Детство
Я родилась на севере Франции, в шахтерском городке Нуаэль-су-Ланс на севере Франции, в 300 километрах от Парижа (департамент Па-де-Кале), на улице Фляндр, дом 37, 31 июля 1937-го года, в 17 часов.
Мои родители - польские эмигранты, как сегодня говорят, гастарбайтеры: отец – Станислав Пьеха, шахтер; мать – Фелиция Пьеха (Каролевска), приехали во Францию в поисках работы. В поисках куска хлеба мамина семья, а в ней было шестеро детей, эмигрировала сначала из Польши в Германию, потом во Францию. Братья погибли: один в Первую мировую войну, второй в Освенциме, а сестры бежали во Францию и там осели. Мама была совсем девчонкой, в 16 лет пошла работать на шахту сортировщицей, там, где-то в 1926 году, они познакомилась с папой и поженились. В 1927 году родился мой брат Павел.
Папа проработал в шахте более двадцати лет. Условия труда были тяжелые - приходилось работать, стоя по пояс в воде. В результате он заболел силикозом, болезнью, при которой окаменевают легкие. Уже тяжело больным он каждый день выходил в сад, где выращивал розы. Папа вырастил необыкновенный сорт роз, редкий во Франции. Это был удивительный куст, на котором одновременно цвели желтая, розовая, белая, лиловая и красная розы. Эти папины розы и два больших куста красной и белой сирени были для меня единственным воплощением красоты среди серого, ничем не примечательного пейзажа шахтерского поселка.
От мамы у меня доброта, терпеливость. Мама никогда не жила роскошно, всегда бедная, невезучая, наверное, оттого, что была такая открытая для всех. У нее было все строго.
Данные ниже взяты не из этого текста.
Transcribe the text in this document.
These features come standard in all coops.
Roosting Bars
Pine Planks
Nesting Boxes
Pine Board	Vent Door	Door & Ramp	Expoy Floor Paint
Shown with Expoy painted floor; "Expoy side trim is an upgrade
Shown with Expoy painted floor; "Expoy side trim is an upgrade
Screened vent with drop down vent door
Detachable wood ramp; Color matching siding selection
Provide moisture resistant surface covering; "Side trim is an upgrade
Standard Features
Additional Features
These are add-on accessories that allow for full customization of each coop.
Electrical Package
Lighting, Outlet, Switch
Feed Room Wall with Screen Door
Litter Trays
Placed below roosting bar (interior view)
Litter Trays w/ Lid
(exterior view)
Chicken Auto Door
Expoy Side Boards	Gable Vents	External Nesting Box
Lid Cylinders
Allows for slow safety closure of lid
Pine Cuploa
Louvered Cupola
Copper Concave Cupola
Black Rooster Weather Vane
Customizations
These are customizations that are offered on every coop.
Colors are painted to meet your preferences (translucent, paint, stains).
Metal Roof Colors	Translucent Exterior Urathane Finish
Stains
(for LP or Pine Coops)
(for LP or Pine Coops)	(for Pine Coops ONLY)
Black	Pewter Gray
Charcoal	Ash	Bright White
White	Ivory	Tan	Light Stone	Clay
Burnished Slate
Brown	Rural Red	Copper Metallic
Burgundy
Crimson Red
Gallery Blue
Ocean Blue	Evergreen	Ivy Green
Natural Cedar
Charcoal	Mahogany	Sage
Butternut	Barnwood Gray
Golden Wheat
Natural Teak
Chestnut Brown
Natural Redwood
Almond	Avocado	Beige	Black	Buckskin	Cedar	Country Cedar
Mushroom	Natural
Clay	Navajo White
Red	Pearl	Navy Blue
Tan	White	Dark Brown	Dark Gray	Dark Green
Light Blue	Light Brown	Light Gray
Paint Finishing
Она не сидела у зеркала, не кокетничала, не наряжалась, не делала маникюра, у нее не было на это времени. Но она всегда была аккуратно одетой и следила за прической. Мама вела дом, была настоящей домашней хозяйкой. Она многое умела. Могла сварганить за ночь из двух старых платьев новый наряд. Кроме этого, вязала, вышивала, умела красиво накрыть стол и из двух помидоров сделать огромный салат. Она всегда была светлым лучиком моего детства. В самые трудные времена она садилась с мандолиной и пела ласковые, задушевные песни. Знала три языка: родной польский, немецкий, прекрасно говорила по-французски. И, самое главное, имела свое достоинство. Она внушала мне, что труд, порядочность, честность – самое лучшее в человеке, и я искренне старалась быть такой, какой хотела меня видеть мама.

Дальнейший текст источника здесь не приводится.